That tale becomes the sad underbelly to hypertext inventor Ted Nelson’s optimistic allusion to water as a metaphor for flow of connectivity. Other notable talking heads in the docu include convicted hacker Kevin Mitnick and PayPal and Tesla entrepreneur Elon Musk.
As a filmmaker, Herzog’s always been a philosophical sort, especially in his documentary works, (a form he’s clearly gravitated more toward these days) where his inquisitive nature and naturalist style allow subjects to articulate the state of affairs in their own way. He’s not passive, mind you. With a thick yet inviting German accent, Herzog lobs barbed questions and then simply stands back. It’s what made his Antarctic sojourn “Encounters at the End of the World” (2007) and plumbing of Timothy Treadwell’s video diaries in “Grizzly Man” (2005) so compelling. He’s nowhere near Frederick Wiseman’s fly-on-the-wall cinema vérité, but does share the same pursuit of unadulterated truth and the innate ability to provoke, something that embosses a documentary’s value where others such as Michael Moore, for better or worse, might apply a heavily skewed hammering.

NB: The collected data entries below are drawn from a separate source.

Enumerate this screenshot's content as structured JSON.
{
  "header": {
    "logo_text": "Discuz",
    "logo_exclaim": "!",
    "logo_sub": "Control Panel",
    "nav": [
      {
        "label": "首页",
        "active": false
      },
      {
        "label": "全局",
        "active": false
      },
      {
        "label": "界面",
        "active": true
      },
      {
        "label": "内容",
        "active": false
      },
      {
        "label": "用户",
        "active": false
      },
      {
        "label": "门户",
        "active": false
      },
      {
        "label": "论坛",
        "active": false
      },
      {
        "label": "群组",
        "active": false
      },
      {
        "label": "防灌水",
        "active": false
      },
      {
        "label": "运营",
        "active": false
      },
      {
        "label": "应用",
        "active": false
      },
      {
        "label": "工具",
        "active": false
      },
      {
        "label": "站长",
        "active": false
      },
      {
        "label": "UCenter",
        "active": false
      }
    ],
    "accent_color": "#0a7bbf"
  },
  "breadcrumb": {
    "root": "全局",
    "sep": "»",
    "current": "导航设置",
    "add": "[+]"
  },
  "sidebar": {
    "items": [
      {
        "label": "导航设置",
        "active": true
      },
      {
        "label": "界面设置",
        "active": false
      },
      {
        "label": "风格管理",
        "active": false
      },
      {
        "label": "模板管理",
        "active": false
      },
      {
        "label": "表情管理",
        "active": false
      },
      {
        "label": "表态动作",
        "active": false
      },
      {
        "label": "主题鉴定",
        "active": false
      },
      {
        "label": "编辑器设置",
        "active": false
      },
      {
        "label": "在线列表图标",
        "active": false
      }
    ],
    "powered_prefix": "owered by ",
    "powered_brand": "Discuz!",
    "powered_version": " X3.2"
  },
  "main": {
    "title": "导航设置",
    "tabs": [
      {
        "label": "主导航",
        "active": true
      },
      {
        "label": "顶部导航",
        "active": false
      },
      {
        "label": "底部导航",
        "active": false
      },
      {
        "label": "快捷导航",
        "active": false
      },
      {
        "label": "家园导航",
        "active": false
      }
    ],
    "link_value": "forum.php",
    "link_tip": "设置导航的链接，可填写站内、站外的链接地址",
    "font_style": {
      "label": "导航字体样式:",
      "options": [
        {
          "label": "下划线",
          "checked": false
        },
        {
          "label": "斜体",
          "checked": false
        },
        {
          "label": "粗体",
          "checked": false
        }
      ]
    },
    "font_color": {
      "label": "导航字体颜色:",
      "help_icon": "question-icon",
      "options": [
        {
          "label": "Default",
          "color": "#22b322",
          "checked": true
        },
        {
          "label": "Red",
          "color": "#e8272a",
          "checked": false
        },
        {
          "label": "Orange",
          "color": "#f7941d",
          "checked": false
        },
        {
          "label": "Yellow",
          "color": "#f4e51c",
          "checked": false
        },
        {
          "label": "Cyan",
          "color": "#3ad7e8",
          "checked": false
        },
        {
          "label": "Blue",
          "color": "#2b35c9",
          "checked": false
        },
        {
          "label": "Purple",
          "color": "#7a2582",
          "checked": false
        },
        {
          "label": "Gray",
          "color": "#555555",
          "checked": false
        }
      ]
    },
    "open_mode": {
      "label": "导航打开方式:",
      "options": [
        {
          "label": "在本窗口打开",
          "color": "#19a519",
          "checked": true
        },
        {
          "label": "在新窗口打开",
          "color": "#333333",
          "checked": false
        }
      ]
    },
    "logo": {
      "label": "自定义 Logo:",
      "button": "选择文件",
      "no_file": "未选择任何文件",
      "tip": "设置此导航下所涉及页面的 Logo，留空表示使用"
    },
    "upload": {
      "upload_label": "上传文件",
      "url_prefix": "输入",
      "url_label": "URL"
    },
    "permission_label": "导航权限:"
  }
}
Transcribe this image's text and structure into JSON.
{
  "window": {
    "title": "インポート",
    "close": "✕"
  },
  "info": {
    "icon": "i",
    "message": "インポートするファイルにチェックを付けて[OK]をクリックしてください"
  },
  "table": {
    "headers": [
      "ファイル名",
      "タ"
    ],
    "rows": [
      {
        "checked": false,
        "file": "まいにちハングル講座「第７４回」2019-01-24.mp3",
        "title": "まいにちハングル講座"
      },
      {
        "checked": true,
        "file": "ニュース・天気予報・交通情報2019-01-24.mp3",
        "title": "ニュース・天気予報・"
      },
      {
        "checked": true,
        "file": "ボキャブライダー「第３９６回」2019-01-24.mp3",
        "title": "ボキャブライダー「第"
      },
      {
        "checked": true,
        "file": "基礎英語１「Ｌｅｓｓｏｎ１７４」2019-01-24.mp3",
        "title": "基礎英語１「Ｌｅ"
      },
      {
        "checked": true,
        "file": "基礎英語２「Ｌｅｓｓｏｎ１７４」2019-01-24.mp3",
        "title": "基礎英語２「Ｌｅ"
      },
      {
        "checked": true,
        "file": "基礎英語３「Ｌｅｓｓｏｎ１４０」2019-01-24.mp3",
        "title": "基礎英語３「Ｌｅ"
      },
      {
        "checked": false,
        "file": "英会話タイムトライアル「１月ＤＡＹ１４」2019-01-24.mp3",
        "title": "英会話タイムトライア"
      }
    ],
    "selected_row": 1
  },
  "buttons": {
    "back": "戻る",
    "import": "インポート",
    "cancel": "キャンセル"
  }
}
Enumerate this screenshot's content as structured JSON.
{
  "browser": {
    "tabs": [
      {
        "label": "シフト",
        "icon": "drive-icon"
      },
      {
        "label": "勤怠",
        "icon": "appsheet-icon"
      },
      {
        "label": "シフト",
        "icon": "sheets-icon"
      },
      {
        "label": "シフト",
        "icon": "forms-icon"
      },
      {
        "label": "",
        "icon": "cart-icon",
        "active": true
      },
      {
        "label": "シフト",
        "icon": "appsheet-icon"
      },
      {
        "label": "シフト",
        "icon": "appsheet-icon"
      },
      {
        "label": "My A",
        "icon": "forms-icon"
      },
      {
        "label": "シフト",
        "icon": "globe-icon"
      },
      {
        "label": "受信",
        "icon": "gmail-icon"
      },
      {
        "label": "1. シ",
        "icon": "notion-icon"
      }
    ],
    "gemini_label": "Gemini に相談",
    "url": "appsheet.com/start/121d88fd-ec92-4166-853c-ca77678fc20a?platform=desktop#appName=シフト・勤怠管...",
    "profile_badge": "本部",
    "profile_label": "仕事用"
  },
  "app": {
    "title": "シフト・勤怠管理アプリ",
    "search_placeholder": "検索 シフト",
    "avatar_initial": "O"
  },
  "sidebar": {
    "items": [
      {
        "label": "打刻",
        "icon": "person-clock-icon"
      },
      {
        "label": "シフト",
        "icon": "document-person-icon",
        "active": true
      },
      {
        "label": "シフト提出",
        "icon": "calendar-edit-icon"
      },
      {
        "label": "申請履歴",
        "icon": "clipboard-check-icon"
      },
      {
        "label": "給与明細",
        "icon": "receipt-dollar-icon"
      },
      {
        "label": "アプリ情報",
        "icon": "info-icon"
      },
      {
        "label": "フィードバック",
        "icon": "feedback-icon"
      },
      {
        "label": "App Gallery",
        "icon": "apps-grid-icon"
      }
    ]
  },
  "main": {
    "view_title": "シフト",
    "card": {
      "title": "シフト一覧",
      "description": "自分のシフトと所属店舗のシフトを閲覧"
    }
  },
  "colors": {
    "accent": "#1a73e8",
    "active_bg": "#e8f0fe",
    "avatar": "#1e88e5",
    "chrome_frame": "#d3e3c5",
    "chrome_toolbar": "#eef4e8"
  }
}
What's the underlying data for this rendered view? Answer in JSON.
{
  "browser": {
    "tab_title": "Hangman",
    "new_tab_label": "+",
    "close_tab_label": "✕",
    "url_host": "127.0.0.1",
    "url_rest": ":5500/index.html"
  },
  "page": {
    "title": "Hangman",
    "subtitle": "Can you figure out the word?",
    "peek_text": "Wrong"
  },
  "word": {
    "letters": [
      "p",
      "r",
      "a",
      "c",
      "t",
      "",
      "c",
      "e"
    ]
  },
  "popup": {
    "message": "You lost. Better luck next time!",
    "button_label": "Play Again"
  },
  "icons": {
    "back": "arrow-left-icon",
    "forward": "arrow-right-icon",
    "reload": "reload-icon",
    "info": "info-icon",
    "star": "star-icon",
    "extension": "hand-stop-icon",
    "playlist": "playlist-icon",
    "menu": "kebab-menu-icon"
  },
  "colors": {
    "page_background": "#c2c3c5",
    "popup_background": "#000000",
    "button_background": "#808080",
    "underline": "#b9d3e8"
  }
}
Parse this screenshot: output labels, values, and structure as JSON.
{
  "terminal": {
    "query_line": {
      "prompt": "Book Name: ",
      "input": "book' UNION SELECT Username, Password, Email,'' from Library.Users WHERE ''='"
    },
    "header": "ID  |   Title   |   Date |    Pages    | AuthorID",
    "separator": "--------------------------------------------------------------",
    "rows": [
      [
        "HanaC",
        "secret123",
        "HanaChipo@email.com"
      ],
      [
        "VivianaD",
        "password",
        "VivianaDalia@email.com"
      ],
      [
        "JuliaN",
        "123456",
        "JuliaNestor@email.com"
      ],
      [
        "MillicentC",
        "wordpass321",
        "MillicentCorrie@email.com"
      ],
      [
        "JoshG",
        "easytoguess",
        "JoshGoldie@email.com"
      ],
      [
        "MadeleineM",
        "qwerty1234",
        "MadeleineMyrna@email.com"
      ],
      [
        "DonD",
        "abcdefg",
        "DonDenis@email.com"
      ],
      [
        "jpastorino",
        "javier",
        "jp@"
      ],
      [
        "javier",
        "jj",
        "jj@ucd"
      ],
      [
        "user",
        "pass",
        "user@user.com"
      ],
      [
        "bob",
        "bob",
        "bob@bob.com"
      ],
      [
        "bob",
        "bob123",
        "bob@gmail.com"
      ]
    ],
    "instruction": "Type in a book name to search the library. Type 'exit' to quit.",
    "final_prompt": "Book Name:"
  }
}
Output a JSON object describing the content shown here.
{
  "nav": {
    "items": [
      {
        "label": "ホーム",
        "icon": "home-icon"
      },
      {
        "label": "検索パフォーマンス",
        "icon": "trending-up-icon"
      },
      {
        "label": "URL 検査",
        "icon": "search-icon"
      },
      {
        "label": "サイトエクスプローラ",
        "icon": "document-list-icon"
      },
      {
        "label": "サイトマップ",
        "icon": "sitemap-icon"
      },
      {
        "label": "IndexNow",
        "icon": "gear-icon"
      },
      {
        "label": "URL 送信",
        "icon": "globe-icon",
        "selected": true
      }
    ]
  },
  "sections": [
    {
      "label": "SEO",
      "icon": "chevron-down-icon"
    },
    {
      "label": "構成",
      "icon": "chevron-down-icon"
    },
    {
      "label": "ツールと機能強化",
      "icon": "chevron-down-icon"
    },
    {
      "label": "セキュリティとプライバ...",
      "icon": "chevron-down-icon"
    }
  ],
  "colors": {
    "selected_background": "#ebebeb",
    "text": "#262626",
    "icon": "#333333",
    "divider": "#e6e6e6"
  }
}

The leading snippet of the film’s title, “Lo and Behold,” comes smartly from the first Internet transmission between UCLA and Stanford, where the word “Logon” was to be formed in two parts (“Log” and “On”) by the two computers in the collaboration. A glitch, however, thwarted the victory lap as the initiating computer choked on the “O” in “Log” – thus “Lo.”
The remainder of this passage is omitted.